The Saving Devon’s Treescapes project, a new initiative led by Devon Wildlife Trust on behalf of the Devon Ash Dieback Resilience Forum, is here to provide hope and action in the face of these alarming changes. In this talk Rob and Rosie will explore what we know so far about ash dieback as well as looking into what is being done to save Devon’s treescapes.

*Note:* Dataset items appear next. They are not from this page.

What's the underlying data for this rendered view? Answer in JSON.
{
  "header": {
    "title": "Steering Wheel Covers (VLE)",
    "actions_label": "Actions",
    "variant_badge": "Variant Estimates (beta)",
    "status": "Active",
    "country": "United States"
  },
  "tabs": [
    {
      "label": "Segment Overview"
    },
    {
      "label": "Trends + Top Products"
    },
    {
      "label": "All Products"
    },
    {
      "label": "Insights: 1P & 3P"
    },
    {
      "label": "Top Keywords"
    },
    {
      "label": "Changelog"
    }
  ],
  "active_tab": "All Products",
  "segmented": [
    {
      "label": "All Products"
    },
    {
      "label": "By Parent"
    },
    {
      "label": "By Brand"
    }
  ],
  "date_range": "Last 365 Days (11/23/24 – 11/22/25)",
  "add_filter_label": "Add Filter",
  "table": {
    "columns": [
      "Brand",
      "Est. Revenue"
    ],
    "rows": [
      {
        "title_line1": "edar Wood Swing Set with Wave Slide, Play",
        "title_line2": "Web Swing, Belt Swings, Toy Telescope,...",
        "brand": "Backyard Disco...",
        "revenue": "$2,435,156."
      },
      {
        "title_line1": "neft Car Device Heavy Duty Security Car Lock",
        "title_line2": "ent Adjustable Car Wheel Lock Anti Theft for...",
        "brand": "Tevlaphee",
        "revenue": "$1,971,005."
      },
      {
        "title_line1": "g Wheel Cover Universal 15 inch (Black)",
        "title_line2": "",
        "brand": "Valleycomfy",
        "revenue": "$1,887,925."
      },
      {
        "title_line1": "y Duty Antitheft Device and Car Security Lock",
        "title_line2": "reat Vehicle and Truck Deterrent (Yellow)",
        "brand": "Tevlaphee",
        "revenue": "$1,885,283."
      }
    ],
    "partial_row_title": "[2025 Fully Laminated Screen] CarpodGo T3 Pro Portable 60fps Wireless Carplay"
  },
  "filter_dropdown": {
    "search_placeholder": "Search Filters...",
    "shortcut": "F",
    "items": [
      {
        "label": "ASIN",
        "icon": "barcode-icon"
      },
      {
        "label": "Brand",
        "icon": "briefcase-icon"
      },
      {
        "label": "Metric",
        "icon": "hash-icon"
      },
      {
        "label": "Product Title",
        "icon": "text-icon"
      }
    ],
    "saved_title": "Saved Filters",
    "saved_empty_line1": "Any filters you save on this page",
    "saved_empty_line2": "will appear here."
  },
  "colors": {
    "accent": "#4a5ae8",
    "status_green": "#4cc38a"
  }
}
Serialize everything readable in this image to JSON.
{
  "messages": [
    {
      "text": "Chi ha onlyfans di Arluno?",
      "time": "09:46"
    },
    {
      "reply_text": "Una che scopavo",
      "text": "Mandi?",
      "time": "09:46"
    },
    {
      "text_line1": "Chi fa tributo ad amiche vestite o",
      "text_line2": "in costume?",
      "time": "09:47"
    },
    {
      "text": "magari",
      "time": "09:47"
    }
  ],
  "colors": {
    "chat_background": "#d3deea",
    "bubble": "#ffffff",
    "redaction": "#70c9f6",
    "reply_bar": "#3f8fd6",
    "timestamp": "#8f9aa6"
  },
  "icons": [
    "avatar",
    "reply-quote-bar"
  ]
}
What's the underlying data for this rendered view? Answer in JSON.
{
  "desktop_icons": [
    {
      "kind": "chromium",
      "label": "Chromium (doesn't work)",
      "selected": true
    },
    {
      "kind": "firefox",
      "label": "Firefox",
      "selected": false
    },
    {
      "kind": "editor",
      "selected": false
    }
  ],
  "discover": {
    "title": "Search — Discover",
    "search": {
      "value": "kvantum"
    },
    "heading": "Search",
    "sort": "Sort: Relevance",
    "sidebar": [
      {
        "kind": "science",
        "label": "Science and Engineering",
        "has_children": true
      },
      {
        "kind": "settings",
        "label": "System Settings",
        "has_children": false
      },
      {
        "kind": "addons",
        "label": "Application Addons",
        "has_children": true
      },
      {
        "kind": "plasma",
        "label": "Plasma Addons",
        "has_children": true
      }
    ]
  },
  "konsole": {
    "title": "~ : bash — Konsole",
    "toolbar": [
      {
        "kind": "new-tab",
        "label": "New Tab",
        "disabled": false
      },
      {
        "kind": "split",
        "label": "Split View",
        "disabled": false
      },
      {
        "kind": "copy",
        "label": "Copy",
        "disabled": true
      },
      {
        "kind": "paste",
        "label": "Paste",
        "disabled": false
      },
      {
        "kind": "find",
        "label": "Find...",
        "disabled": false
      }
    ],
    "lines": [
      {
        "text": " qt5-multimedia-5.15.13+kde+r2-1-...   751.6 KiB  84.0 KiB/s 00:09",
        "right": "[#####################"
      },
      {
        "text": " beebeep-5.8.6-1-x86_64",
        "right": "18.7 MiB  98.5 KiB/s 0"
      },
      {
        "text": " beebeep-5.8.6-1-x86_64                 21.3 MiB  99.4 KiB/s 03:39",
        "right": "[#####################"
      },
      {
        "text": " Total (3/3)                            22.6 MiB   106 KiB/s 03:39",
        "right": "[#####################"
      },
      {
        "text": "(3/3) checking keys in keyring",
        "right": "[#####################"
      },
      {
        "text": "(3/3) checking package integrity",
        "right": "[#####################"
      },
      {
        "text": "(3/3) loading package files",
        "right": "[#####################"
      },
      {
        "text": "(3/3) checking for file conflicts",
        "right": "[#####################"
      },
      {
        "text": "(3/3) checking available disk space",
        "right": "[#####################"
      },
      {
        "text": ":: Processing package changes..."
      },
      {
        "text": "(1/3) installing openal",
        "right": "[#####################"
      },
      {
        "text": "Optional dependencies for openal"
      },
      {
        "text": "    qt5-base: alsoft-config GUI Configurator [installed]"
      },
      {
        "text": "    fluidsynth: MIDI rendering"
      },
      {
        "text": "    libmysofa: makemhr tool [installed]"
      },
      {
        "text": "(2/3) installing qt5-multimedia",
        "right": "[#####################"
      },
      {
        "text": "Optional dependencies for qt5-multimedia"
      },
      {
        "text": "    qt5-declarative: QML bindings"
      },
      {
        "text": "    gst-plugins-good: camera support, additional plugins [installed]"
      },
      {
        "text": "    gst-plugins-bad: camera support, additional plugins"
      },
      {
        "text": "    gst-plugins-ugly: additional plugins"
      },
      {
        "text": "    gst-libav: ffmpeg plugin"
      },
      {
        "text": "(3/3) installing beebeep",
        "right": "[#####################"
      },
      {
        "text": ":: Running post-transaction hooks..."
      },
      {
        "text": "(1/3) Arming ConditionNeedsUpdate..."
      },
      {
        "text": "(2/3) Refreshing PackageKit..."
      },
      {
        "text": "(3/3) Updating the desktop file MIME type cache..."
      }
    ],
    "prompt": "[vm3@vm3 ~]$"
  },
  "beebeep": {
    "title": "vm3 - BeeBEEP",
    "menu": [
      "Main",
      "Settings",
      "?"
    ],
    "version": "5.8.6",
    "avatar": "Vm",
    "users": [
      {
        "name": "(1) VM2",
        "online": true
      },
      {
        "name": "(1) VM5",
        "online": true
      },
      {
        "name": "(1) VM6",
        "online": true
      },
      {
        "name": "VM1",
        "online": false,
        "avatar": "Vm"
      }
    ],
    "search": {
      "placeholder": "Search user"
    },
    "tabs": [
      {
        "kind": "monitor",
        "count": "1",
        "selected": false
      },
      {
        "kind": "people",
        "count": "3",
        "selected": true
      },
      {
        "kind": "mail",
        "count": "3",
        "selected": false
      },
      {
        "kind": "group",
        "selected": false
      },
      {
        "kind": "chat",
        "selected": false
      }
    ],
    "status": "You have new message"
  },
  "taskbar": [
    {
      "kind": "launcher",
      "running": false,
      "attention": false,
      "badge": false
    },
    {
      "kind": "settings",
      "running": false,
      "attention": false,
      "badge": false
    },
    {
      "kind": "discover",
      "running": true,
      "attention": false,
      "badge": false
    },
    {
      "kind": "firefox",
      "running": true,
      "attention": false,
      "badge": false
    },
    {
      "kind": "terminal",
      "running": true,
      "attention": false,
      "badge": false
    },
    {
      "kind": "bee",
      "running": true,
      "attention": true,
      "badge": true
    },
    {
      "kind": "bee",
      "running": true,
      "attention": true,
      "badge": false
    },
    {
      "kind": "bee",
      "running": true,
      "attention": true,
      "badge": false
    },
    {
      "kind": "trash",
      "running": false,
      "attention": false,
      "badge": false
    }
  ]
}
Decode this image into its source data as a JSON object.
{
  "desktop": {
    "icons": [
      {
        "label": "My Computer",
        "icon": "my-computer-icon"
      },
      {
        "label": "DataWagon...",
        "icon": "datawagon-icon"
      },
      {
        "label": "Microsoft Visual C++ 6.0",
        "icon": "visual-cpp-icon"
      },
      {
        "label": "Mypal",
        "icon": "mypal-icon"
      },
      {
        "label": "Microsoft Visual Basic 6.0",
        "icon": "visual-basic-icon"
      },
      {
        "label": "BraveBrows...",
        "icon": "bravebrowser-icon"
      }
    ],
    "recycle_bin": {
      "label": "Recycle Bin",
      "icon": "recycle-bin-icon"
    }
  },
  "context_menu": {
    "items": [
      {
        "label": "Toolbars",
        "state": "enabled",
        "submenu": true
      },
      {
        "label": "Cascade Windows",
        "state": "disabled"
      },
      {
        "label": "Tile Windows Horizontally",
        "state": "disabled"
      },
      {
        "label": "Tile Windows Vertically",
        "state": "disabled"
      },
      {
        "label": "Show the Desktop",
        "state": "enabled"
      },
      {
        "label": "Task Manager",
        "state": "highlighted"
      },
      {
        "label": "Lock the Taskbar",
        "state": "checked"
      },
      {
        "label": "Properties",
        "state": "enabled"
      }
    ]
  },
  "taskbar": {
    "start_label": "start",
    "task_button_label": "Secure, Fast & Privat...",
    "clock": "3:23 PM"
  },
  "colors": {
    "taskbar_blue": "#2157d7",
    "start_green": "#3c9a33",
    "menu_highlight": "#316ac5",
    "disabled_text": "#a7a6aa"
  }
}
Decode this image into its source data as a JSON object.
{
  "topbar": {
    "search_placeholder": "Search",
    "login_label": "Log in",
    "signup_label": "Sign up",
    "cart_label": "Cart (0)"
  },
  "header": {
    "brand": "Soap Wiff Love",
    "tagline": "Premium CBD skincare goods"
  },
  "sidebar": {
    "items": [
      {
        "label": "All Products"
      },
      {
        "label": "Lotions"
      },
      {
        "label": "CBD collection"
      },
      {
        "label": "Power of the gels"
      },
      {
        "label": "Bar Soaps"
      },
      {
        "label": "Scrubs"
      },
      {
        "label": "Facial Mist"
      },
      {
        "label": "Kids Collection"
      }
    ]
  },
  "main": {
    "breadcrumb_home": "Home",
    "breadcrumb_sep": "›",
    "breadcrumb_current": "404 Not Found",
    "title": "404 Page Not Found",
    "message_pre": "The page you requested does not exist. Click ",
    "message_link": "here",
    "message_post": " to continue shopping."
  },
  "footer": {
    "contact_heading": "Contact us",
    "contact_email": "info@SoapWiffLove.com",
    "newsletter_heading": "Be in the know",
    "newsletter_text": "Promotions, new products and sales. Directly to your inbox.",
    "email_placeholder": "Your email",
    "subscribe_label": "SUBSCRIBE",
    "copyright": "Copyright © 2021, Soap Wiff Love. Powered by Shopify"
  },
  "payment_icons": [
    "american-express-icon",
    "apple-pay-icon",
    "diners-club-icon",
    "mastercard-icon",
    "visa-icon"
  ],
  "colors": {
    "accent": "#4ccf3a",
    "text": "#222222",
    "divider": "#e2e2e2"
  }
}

Ancient Woodland Restoration

Ancient Woodland Restoration in Action – 5 years at Fingle Woods
Speakers: David Rickwood from the Woodland Trust will be joined by a number of the forestry contractors who are involved in the restoration
Ancient woodland is the UK’s most biodiverse land habitat (having been present since at least 1600) and is the natural world’s equivalent of a Grade I listed building. It now covers just 2.4% of the UK and almost 40% of what we have left has been replanted with non-native trees, causing dense shade across the woodland floor, making it inhospitable for native plants and animals. However, careful restoration can remove these threats, enabling natural regeneration of native trees and plants and helping wildlife to thrive.

Fingle Woods is one of the largest ancient woodland restoration projects in the UK. David Rickwood, the Project Manager, will take you on a virtual guided tour of the site that will share best practice and provide an opportunity to see restoration in action, including Heavy Horses and mobile sawmilling.